Questions can breed better questions, if only they are turned back on themselves.

 

Often we need only ask: “Is this the best question I can ask about this dilemma right now?   What would be a better one?”

 

If we don’t ask the right question, then we can spend an awful lot of time on a quest that does not lead to our desired destination.  This is the sunk-cost fallacy in psychology, when we spend a disappointing amount of time and resources investing in something that does not ultimately lead to the outcome we want.

 

So when we find ourselves facing a dilemma or an undesirable circumstance, or waking up to a life we never sought nor wanted.  We might benefit from thinking of the current situation as a starting point.  We will stay stuck in that RUT unless we can mindfully craft the right question, which is really to say: what sort of quest must I go on in order to get to a better place?

 

Often that better place is a better state of mind.  This can be a very difficult concept to wrap a mind around.  We think of our brains and our bodies as static entities, which severely hinders the idea of radical change.  Fortunately we suffer from a heavy dose of myopia when it comes to this subject.  Over the course of a long enough time scale, we change, whether we like it or not.  Whether we direct it or not.  And this can be a powerful REALIZATION; one that opens us up to conscious direction.  A direction that we can choose.

 

Just as an archer uses both bow and arrow to achieve movement in a certain direction, this REALIZATION is an opportunity, just as there is always potential energy stored inside of a bow.  If we can hunt around for the right question, with the right destination in mind, then it becomes a simple matter of practicing our flawed execution and improving as we ITERATE in order to hit the mark and end up where we dream of going.

 

Just as asking the wrong question can set us on a quest to the wrong place,

 

we are perpetually – always – on a quest to find a better question, a better quest that will lead to a better life.

 

 

This episode references Episode 30: The Only Tool, Episode 124: Realization and Episode 121: Iterate

 

 







ENDLESS WAYS

August 20th, 2018

Often when we express an idea or statement, we feel we’ve nailed it.  And when someone does not understand, we find it mind boggling.

 

“How can they not understand!?  I said it so clearly!”

 

(Strangely, we think repeating the exact same words will do the trick.)

 

The feeling of expression is the culprit.

 

But we can take it one step further.  We can remind ourselves that there are endless ways to express an idea, an opinion, a feeling, a concern.

 

These different ways of expressing an idea, opinion, etc. are merely different perspectives on the same given topic. 

 

As though the topic were in the center of a vast circle.  Every point on that circle is a different perspective.  A different way of looking at the same thing.

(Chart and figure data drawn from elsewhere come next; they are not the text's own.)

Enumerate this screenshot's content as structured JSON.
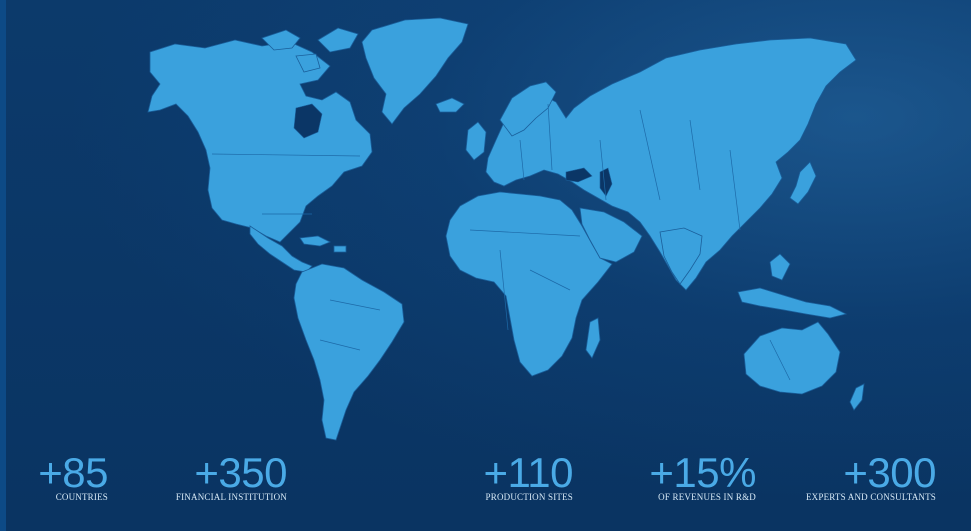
{
  "stats": [
    {
      "value": "+85",
      "label": "COUNTRIES"
    },
    {
      "value": "+350",
      "label": "FINANCIAL INSTITUTION"
    },
    {
      "value": "+110",
      "label": "PRODUCTION SITES"
    },
    {
      "value": "+15%",
      "label": "OF REVENUES IN R&D"
    },
    {
      "value": "+300",
      "label": "EXPERTS AND CONSULTANTS"
    }
  ],
  "colors": {
    "background": "#0a3565",
    "land": "#3aa1dd",
    "stat_number": "#4aaae6",
    "stat_label": "#d8eaf7"
  }
}
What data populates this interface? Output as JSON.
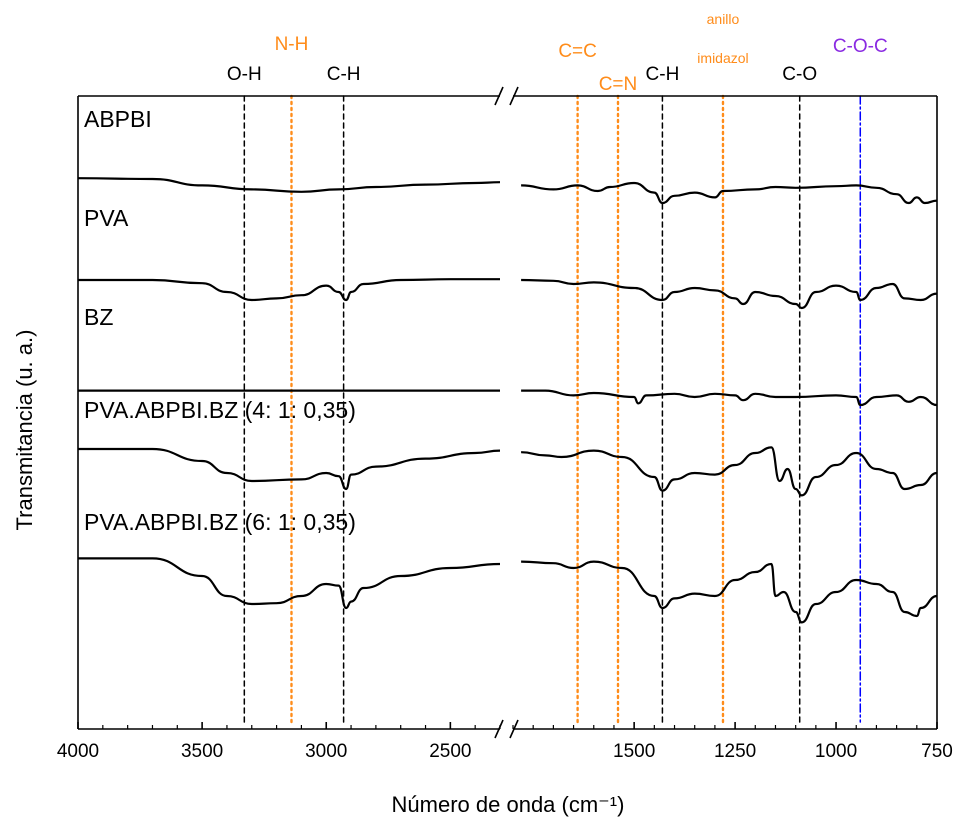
{
  "chart_data": {
    "type": "line",
    "xlabel": "Número de onda (cm⁻¹)",
    "ylabel": "Transmitancia (u. a.)",
    "x_axis_reversed": true,
    "broken_axis": true,
    "segments": [
      {
        "xlim": [
          4000,
          2300
        ],
        "ticks": [
          4000,
          3500,
          3000,
          2500
        ]
      },
      {
        "xlim": [
          1800,
          750
        ],
        "ticks": [
          1500,
          1250,
          1000,
          750
        ]
      }
    ],
    "series": [
      {
        "name": "ABPBI",
        "color": "#000000",
        "points": [
          [
            4000,
            0.36
          ],
          [
            3700,
            0.35
          ],
          [
            3500,
            0.27
          ],
          [
            3300,
            0.22
          ],
          [
            3100,
            0.19
          ],
          [
            2950,
            0.22
          ],
          [
            2800,
            0.25
          ],
          [
            2600,
            0.28
          ],
          [
            2400,
            0.3
          ],
          [
            2300,
            0.31
          ],
          [
            1780,
            0.27
          ],
          [
            1700,
            0.22
          ],
          [
            1640,
            0.27
          ],
          [
            1590,
            0.2
          ],
          [
            1560,
            0.25
          ],
          [
            1500,
            0.3
          ],
          [
            1450,
            0.18
          ],
          [
            1430,
            0.05
          ],
          [
            1400,
            0.14
          ],
          [
            1350,
            0.18
          ],
          [
            1300,
            0.12
          ],
          [
            1280,
            0.2
          ],
          [
            1200,
            0.22
          ],
          [
            1150,
            0.25
          ],
          [
            1100,
            0.24
          ],
          [
            1000,
            0.26
          ],
          [
            950,
            0.27
          ],
          [
            900,
            0.24
          ],
          [
            850,
            0.16
          ],
          [
            820,
            0.05
          ],
          [
            800,
            0.12
          ],
          [
            780,
            0.05
          ],
          [
            750,
            0.08
          ]
        ]
      },
      {
        "name": "PVA",
        "color": "#000000",
        "points": [
          [
            4000,
            0.35
          ],
          [
            3700,
            0.35
          ],
          [
            3500,
            0.31
          ],
          [
            3400,
            0.2
          ],
          [
            3300,
            0.1
          ],
          [
            3200,
            0.12
          ],
          [
            3100,
            0.16
          ],
          [
            3000,
            0.28
          ],
          [
            2950,
            0.2
          ],
          [
            2920,
            0.1
          ],
          [
            2900,
            0.2
          ],
          [
            2850,
            0.3
          ],
          [
            2700,
            0.35
          ],
          [
            2500,
            0.36
          ],
          [
            2300,
            0.36
          ],
          [
            1780,
            0.35
          ],
          [
            1700,
            0.34
          ],
          [
            1650,
            0.3
          ],
          [
            1600,
            0.32
          ],
          [
            1500,
            0.25
          ],
          [
            1430,
            0.1
          ],
          [
            1400,
            0.2
          ],
          [
            1350,
            0.25
          ],
          [
            1300,
            0.22
          ],
          [
            1250,
            0.12
          ],
          [
            1230,
            0.05
          ],
          [
            1200,
            0.2
          ],
          [
            1150,
            0.15
          ],
          [
            1100,
            0.05
          ],
          [
            1085,
            0.0
          ],
          [
            1050,
            0.2
          ],
          [
            1000,
            0.28
          ],
          [
            950,
            0.2
          ],
          [
            940,
            0.1
          ],
          [
            900,
            0.25
          ],
          [
            860,
            0.3
          ],
          [
            830,
            0.12
          ],
          [
            790,
            0.1
          ],
          [
            750,
            0.18
          ]
        ]
      },
      {
        "name": "BZ",
        "color": "#000000",
        "points": [
          [
            4000,
            0.18
          ],
          [
            3000,
            0.18
          ],
          [
            2300,
            0.18
          ],
          [
            1780,
            0.18
          ],
          [
            1720,
            0.18
          ],
          [
            1650,
            0.12
          ],
          [
            1600,
            0.15
          ],
          [
            1500,
            0.1
          ],
          [
            1490,
            0.02
          ],
          [
            1470,
            0.12
          ],
          [
            1400,
            0.14
          ],
          [
            1350,
            0.1
          ],
          [
            1300,
            0.14
          ],
          [
            1250,
            0.12
          ],
          [
            1230,
            0.06
          ],
          [
            1200,
            0.14
          ],
          [
            1150,
            0.1
          ],
          [
            1100,
            0.1
          ],
          [
            1000,
            0.12
          ],
          [
            950,
            0.1
          ],
          [
            940,
            0.0
          ],
          [
            900,
            0.1
          ],
          [
            850,
            0.12
          ],
          [
            820,
            0.04
          ],
          [
            790,
            0.1
          ],
          [
            750,
            0.0
          ]
        ]
      },
      {
        "name": "PVA.ABPBI.BZ (4: 1: 0,35)",
        "color": "#000000",
        "points": [
          [
            4000,
            0.6
          ],
          [
            3700,
            0.6
          ],
          [
            3500,
            0.45
          ],
          [
            3400,
            0.3
          ],
          [
            3300,
            0.2
          ],
          [
            3100,
            0.22
          ],
          [
            3000,
            0.3
          ],
          [
            2950,
            0.26
          ],
          [
            2920,
            0.1
          ],
          [
            2900,
            0.28
          ],
          [
            2800,
            0.38
          ],
          [
            2600,
            0.48
          ],
          [
            2400,
            0.55
          ],
          [
            2300,
            0.58
          ],
          [
            1780,
            0.56
          ],
          [
            1720,
            0.52
          ],
          [
            1680,
            0.5
          ],
          [
            1600,
            0.58
          ],
          [
            1530,
            0.5
          ],
          [
            1450,
            0.25
          ],
          [
            1430,
            0.08
          ],
          [
            1400,
            0.22
          ],
          [
            1350,
            0.3
          ],
          [
            1300,
            0.28
          ],
          [
            1250,
            0.4
          ],
          [
            1200,
            0.55
          ],
          [
            1160,
            0.62
          ],
          [
            1140,
            0.2
          ],
          [
            1120,
            0.35
          ],
          [
            1100,
            0.1
          ],
          [
            1085,
            0.02
          ],
          [
            1050,
            0.25
          ],
          [
            1000,
            0.4
          ],
          [
            950,
            0.55
          ],
          [
            900,
            0.35
          ],
          [
            860,
            0.3
          ],
          [
            830,
            0.1
          ],
          [
            790,
            0.15
          ],
          [
            750,
            0.3
          ]
        ]
      },
      {
        "name": "PVA.ABPBI.BZ (6: 1: 0,35)",
        "color": "#000000",
        "points": [
          [
            4000,
            0.82
          ],
          [
            3700,
            0.82
          ],
          [
            3500,
            0.6
          ],
          [
            3400,
            0.35
          ],
          [
            3300,
            0.25
          ],
          [
            3200,
            0.26
          ],
          [
            3100,
            0.35
          ],
          [
            3000,
            0.5
          ],
          [
            2950,
            0.48
          ],
          [
            2920,
            0.2
          ],
          [
            2900,
            0.28
          ],
          [
            2850,
            0.45
          ],
          [
            2700,
            0.6
          ],
          [
            2500,
            0.7
          ],
          [
            2300,
            0.75
          ],
          [
            1780,
            0.78
          ],
          [
            1700,
            0.76
          ],
          [
            1650,
            0.7
          ],
          [
            1600,
            0.78
          ],
          [
            1530,
            0.7
          ],
          [
            1450,
            0.35
          ],
          [
            1430,
            0.2
          ],
          [
            1400,
            0.32
          ],
          [
            1350,
            0.38
          ],
          [
            1300,
            0.35
          ],
          [
            1250,
            0.55
          ],
          [
            1200,
            0.65
          ],
          [
            1160,
            0.75
          ],
          [
            1150,
            0.35
          ],
          [
            1130,
            0.4
          ],
          [
            1100,
            0.15
          ],
          [
            1085,
            0.02
          ],
          [
            1050,
            0.25
          ],
          [
            1000,
            0.4
          ],
          [
            950,
            0.55
          ],
          [
            900,
            0.5
          ],
          [
            860,
            0.4
          ],
          [
            830,
            0.15
          ],
          [
            800,
            0.1
          ],
          [
            790,
            0.2
          ],
          [
            750,
            0.35
          ]
        ]
      }
    ],
    "reference_lines": [
      {
        "x": 3330,
        "label": "O-H",
        "color": "#000000",
        "style": "dashed"
      },
      {
        "x": 3140,
        "label": "N-H",
        "color": "#ff8c1a",
        "style": "dotted"
      },
      {
        "x": 2930,
        "label": "C-H",
        "color": "#000000",
        "style": "dashed"
      },
      {
        "x": 1640,
        "label": "C=C",
        "color": "#ff8c1a",
        "style": "dotted"
      },
      {
        "x": 1540,
        "label": "C=N",
        "color": "#ff8c1a",
        "style": "dotted"
      },
      {
        "x": 1430,
        "label": "C-H",
        "color": "#000000",
        "style": "dashed"
      },
      {
        "x": 1280,
        "label": "anillo imidazol",
        "color": "#ff8c1a",
        "style": "dotted"
      },
      {
        "x": 1090,
        "label": "C-O",
        "color": "#000000",
        "style": "dashed"
      },
      {
        "x": 940,
        "label": "C-O-C",
        "color": "#0000ff",
        "style": "dashdot"
      }
    ]
  }
}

A different angle, a different set of details.

 

This subject is fussed about a lot with interpersonal skills:  telling a subordinate that they need to improve, talking to a boss about a colleague, expressing frustration to a partner..

 

But what about the things we say to ourselves?

 

Self-talk is a real thing.  We all do it.

 

But have we thoroughly sussed out all the better ways we can talk to our selves?

 

Colleagues, bosses, subordinates, friends, family, spouses…. we connect with them and progress if we take the time to phrase things with more thoughtfulness.

 

Might we progress faster and more efficiently if we devote some time to the endless ways we can speak to ourselves?